Here the other day I was out and seen someone out fertilizing his field over snow. I have never seen anyone do this and it struck me as being odd. We always fertilized in the spring. Are there any advantages to doing this. The one thing I can see is you definitely know where you have been.


----------



## RuttedField (Apr 24, 2016)

It is against the law here, and also was against the law over in Ireland when I was there.

Its not a stupid law, it causes the fertilizer/manure to just get washed into the watersheds when the snow melts.

I am no environmentalist by any stretch of the imagination, but waste is waste, and spending good money on fertilizer/moving manure just to foul watersheds is silly financially, and unethical as far as I am concerned.

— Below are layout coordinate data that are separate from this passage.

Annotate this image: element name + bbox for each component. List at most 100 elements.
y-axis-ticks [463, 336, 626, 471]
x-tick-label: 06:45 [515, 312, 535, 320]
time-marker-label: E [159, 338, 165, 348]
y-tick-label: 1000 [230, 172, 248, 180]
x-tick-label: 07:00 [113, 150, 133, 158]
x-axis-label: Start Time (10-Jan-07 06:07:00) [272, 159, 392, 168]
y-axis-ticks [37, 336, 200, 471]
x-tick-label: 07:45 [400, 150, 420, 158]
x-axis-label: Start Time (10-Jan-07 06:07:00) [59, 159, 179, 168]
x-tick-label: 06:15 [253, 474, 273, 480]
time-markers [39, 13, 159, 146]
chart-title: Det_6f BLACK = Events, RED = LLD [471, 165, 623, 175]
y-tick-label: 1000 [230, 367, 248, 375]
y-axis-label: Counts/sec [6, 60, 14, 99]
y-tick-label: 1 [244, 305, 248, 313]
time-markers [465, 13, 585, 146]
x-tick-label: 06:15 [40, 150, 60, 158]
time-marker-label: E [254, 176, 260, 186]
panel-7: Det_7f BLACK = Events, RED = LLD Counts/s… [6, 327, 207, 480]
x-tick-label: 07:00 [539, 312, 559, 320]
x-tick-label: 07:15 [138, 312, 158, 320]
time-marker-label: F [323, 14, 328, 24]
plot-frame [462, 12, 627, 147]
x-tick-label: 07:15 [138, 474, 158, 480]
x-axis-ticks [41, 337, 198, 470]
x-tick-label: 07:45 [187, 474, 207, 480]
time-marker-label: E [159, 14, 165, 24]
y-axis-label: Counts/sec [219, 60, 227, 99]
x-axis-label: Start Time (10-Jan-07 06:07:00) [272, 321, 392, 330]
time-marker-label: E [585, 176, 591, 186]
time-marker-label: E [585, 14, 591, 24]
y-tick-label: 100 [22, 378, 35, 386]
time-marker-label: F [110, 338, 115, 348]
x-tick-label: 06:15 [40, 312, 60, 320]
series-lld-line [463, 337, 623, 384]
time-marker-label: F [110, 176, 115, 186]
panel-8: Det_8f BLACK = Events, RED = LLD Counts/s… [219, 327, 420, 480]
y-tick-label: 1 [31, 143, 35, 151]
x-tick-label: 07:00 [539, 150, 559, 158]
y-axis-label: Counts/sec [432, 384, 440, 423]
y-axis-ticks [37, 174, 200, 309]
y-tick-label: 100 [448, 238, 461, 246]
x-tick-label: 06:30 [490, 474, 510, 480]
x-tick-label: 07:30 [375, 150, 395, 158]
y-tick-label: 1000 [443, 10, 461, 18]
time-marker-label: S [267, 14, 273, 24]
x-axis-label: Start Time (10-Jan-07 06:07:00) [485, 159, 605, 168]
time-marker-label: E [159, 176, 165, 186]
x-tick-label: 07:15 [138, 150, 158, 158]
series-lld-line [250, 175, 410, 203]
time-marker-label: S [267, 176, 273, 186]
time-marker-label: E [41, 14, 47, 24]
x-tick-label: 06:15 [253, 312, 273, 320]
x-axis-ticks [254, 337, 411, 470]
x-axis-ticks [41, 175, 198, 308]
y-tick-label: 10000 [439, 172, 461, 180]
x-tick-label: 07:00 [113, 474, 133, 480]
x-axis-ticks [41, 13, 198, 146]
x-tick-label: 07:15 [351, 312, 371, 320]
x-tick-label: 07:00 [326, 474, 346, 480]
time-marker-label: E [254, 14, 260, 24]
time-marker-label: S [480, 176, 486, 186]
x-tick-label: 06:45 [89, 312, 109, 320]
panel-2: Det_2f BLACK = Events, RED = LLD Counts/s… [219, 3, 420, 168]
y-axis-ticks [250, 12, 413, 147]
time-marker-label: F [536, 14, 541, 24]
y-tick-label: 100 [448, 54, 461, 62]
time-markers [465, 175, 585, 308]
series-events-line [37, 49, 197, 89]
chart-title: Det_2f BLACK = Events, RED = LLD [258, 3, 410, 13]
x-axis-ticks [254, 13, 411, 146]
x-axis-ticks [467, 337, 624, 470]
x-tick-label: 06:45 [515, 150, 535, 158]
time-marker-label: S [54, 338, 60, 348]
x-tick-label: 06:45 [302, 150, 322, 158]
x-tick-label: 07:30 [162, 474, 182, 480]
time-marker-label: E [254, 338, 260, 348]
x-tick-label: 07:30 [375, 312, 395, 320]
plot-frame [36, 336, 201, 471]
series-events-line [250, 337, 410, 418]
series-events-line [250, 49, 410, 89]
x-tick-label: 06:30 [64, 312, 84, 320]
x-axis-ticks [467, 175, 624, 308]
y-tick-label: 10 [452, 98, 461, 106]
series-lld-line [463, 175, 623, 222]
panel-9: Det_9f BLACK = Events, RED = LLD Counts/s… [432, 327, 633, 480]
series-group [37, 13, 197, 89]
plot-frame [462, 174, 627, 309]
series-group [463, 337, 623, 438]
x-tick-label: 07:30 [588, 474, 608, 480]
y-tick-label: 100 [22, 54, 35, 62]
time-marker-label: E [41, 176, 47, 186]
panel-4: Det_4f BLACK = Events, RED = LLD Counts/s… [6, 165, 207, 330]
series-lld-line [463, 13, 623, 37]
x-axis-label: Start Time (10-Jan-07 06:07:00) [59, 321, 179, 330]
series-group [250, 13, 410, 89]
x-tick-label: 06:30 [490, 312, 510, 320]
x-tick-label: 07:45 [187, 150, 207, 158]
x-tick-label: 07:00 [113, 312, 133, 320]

Now here in Maine we can go to the Commissioner of Agriculture, as a variance on the law, but that is granted only if your manure pit is about to overflow. Then it makes sense to disperse it over acreage instead of in a concentrated spot.


----------



## rjmoses (Apr 4, 2010)

CowboyRam said:


> Here the other day I was out and seen someone out fertilizing his field over snow. I have never seen anyone do this and it struck me as being odd. We always fertilized in the spring. Are there any advantages to doing this. The one thing I can see is you definitely know where you have been.


What were they spreading? Manure or dry fertilizer?

Ralph


----------



## Lostin55 (Sep 21, 2013)

It would pay to remember that we are in the high desert. Largely sandy soil. There is rarely run-off from farm fields when the snow melts.

With that being said I have tried to catch the last big snow storm in the spring several times. The heavy wet snows. It melts the fertilizer into the ground as opposed to washing it into the waste ditch with the first irrigation.

It is usually exactly the opposite of what was described above.


----------



## CowboyRam (Dec 13, 2015)

It was dry fertilizer


----------



## slowzuki (Mar 8, 2011)

It's a very dumb idea if it was nitrogen. If it was potash maybe they will be ok. Phosphorus not good practice.


----------



## Teslan (Aug 20, 2011)

I like to do it right before a snow. In fact every other time we fertilize I do it right before irrigation. Like Lostin55 says very little runoff from snow. Has to be a huge rain and previously wet ground for it to run off due to rain. If I somehow knew that the snow on the ground was the last snow of the season I would spread it on top also.


----------



## Lostin55 (Sep 21, 2013)

I just pick a time when it has snowed, usually March or April, when the snow is really heavy and wet and have at it. Hopefully it is one of the last storms. The again, I have irrigated in 8 inch of snow in May also.


----------



## slowzuki (Mar 8, 2011)

Depends where you live, here all snow runs off. Frozen saturated clay soils under the snow guarantees run off.



Teslan said:


> I like to do it right before a snow. In fact every other time we fertilize I do it right before irrigation. Like Lostin55 says very little runoff from snow. Has to be a huge rain and previously wet ground for it to run off due to rain. If I somehow knew that the snow on the ground was the last snow of the season I would spread it on top also.


----------



## JD3430 (Jan 1, 2012)

I made the mistake of applying it on a smaller field on 1/2" of snow once. It actually starts snowing half way through a field and I needed to finish. When I was applying it, it would instantly melt the snow and I had some run off. Luckily no big deal, but another hard lesson learned from teaching myself how to farm.


----------



## Teslan (Aug 20, 2011)

slowzuki said:


> Depends where you live, here all snow runs off. Frozen saturated clay soils under the snow guarantees run off.


Yep differences in location make it a difference on how fertilizer is applied. Also here there is a very good chance that if you don't apply fertilizer with snow in March you won't have any moisture for a month or so and the irrigation water might not be available until the middle of May for some. So it's a good idea to have the fertilizer soak into the soil when you get a chance. So some practices aren't as dumb as it may seem depending on the area.


----------